Grocery retailer Giant Eagle filed an antitrust complaint against the Big 4 beef packing companies in Chicago’s U.S. District Court on Wednesday, June 8, 2022.
Giant Eagle, operating about 470 stores in western Pennsylvania, Ohio, northern West Virginia, Maryland and Indiana, alleges the large packing companies exploited their market power by conspiring to limit the supply of beef sold to purchasers beginning as early as January 2015 and continuing through the end of 2021. Giant Eagle contends those actions resulted in higher prices paid for beef by the retailer and higher profits for the packers.
Specifically, Cargill, JBS, National Beef Packing and Tyson Foods are named as defendants along with several subsidiaries. The suit contends the defendants colluded to cut production and artificially constrain the supply of boxed and case-ready beef entering the supply chain to artificially inflate beef prices.
The antitrust complaint notes that the Department of Justice and USDA have launched investigations into whether Defendants fixed beef prices and that the DOJ sent civil investigative demands to the Big 4 seeking information about their pricing practices dating back to January 2015.
The suit also referenced a letter from 26 U.S. Senators to the DOJ that stated: “From our perspective, the anticompetitive practices occurring in the industry today are unambiguous and either our antitrust laws are not being enforced or they are not capable of addressing the apparent oligopoly that so plainly exists.” The letter also alleged the Big 4’s “collective power over the beef processing industry allows them to seemingly control prices at their will.”

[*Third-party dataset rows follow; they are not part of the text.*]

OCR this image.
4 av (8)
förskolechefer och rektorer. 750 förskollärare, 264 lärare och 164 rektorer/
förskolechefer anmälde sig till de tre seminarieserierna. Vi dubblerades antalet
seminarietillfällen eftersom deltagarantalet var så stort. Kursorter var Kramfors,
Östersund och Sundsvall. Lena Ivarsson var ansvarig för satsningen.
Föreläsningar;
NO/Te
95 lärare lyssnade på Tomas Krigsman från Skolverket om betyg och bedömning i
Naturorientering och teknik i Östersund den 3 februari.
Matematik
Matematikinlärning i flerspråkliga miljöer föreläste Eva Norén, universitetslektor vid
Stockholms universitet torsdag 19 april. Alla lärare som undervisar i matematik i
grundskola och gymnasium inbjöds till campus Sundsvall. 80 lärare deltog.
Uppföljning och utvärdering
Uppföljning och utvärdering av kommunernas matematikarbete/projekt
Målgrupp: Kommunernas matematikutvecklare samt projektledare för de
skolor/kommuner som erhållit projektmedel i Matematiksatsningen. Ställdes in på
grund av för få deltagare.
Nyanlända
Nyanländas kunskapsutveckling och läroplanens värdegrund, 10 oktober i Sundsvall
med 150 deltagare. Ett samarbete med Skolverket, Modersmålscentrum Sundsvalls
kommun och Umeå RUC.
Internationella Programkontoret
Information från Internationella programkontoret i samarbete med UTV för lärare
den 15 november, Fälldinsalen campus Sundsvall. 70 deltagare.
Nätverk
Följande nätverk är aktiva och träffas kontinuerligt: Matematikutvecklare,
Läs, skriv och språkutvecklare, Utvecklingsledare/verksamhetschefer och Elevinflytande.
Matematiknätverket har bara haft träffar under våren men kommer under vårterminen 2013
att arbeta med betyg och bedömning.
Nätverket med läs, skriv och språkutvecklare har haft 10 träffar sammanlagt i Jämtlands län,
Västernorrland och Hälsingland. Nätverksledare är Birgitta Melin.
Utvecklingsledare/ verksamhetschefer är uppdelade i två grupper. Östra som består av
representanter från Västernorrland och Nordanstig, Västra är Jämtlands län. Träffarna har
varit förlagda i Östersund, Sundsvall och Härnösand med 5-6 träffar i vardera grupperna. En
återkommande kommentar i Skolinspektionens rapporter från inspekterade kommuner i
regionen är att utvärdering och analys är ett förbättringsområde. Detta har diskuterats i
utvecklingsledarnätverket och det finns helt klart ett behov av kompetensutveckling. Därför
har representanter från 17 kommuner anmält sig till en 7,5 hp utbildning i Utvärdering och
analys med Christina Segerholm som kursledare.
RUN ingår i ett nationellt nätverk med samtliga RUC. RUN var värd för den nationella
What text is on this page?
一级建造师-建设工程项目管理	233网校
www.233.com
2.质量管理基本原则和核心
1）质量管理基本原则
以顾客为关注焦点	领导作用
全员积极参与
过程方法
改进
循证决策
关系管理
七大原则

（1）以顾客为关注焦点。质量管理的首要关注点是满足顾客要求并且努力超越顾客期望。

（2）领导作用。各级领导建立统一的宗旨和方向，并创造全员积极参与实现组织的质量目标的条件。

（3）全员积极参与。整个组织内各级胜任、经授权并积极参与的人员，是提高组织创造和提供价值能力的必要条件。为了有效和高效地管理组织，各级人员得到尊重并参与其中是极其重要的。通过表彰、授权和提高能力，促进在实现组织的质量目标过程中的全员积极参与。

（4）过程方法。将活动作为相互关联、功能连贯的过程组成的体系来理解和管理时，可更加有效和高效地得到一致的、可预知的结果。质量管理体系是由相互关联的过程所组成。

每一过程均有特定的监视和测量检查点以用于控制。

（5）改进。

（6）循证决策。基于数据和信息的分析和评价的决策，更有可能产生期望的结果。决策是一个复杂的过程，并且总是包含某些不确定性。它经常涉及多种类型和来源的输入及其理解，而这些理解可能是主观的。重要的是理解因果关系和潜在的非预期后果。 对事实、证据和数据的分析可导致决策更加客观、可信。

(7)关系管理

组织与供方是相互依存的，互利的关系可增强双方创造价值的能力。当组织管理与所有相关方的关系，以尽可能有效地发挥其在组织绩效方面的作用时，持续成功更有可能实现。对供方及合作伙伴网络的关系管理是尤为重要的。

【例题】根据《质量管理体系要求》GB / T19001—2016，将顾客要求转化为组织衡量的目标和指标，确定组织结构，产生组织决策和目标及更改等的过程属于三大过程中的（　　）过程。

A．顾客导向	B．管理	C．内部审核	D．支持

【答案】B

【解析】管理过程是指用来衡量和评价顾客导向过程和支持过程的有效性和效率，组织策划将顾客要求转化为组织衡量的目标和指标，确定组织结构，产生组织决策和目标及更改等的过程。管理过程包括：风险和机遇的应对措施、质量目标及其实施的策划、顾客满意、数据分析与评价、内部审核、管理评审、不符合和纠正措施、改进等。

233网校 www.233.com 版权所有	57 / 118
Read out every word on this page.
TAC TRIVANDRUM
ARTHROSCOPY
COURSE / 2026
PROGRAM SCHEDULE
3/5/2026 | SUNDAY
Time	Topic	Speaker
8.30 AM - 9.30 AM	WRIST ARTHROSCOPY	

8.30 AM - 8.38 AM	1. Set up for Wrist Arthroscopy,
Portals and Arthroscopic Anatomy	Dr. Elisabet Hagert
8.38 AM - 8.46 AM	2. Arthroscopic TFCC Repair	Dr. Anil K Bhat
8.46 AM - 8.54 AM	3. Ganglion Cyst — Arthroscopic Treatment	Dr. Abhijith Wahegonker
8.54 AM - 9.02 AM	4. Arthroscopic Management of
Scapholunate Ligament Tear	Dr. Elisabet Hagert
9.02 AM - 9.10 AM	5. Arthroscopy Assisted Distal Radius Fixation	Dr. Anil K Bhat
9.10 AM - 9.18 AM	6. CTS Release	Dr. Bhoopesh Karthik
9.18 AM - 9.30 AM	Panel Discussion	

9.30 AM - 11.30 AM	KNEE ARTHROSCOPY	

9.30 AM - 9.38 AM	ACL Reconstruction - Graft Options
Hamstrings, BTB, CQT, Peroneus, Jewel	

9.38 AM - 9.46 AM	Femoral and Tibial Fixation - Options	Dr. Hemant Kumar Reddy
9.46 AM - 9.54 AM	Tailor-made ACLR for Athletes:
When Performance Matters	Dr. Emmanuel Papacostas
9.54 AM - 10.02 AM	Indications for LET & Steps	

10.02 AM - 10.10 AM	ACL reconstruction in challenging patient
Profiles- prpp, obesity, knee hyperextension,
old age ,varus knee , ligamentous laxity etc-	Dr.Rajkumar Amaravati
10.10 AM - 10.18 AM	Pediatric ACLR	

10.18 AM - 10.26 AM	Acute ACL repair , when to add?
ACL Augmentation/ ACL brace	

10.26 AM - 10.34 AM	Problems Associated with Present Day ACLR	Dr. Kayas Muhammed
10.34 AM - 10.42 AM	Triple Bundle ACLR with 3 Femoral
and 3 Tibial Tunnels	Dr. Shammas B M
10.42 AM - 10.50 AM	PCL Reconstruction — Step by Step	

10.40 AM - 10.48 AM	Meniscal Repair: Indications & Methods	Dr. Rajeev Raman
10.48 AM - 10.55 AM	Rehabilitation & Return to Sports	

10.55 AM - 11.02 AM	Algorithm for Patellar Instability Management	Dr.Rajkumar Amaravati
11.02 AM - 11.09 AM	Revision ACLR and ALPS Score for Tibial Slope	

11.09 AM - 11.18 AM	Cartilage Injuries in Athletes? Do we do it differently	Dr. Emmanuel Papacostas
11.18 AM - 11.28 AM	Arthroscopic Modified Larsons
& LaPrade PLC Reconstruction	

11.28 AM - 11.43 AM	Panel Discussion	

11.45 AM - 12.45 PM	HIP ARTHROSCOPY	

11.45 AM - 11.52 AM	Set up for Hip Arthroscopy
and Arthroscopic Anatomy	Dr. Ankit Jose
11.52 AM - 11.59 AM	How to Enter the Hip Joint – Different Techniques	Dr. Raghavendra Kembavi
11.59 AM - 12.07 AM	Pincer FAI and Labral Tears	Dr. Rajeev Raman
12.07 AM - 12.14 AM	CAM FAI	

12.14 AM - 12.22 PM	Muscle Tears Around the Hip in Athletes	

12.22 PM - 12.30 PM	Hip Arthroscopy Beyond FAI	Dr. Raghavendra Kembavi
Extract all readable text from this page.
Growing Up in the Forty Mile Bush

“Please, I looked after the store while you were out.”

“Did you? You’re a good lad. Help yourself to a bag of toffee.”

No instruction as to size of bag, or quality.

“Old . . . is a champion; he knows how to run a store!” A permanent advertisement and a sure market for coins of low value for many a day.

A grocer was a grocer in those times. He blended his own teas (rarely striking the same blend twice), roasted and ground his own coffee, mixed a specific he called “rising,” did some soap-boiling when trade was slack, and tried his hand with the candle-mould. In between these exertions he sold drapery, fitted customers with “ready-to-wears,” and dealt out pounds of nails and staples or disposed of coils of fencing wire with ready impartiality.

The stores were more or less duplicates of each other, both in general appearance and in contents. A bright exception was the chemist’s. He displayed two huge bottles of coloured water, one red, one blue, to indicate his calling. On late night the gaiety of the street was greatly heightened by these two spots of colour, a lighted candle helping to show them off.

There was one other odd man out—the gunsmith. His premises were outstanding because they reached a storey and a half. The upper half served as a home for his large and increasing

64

Giant Eagle alleges antitrust practices by the Big 4 “led to shortages in the beef market. These artificial conditions, in turn, boosted the prices Defendants charged, and which Giant Eagle had no choice but to pay, for beef. The results intended and achieved by Defendants were higher profit margins (e.g., meat margins) than would have otherwise existed in a competitive market, and injury and damage to Giant Eagle’s businesses and property."
Giant Eagle is a privately held grocery retailer with more than $9.7 billion in annual sales. The company seeks treble damages with the lawsuit.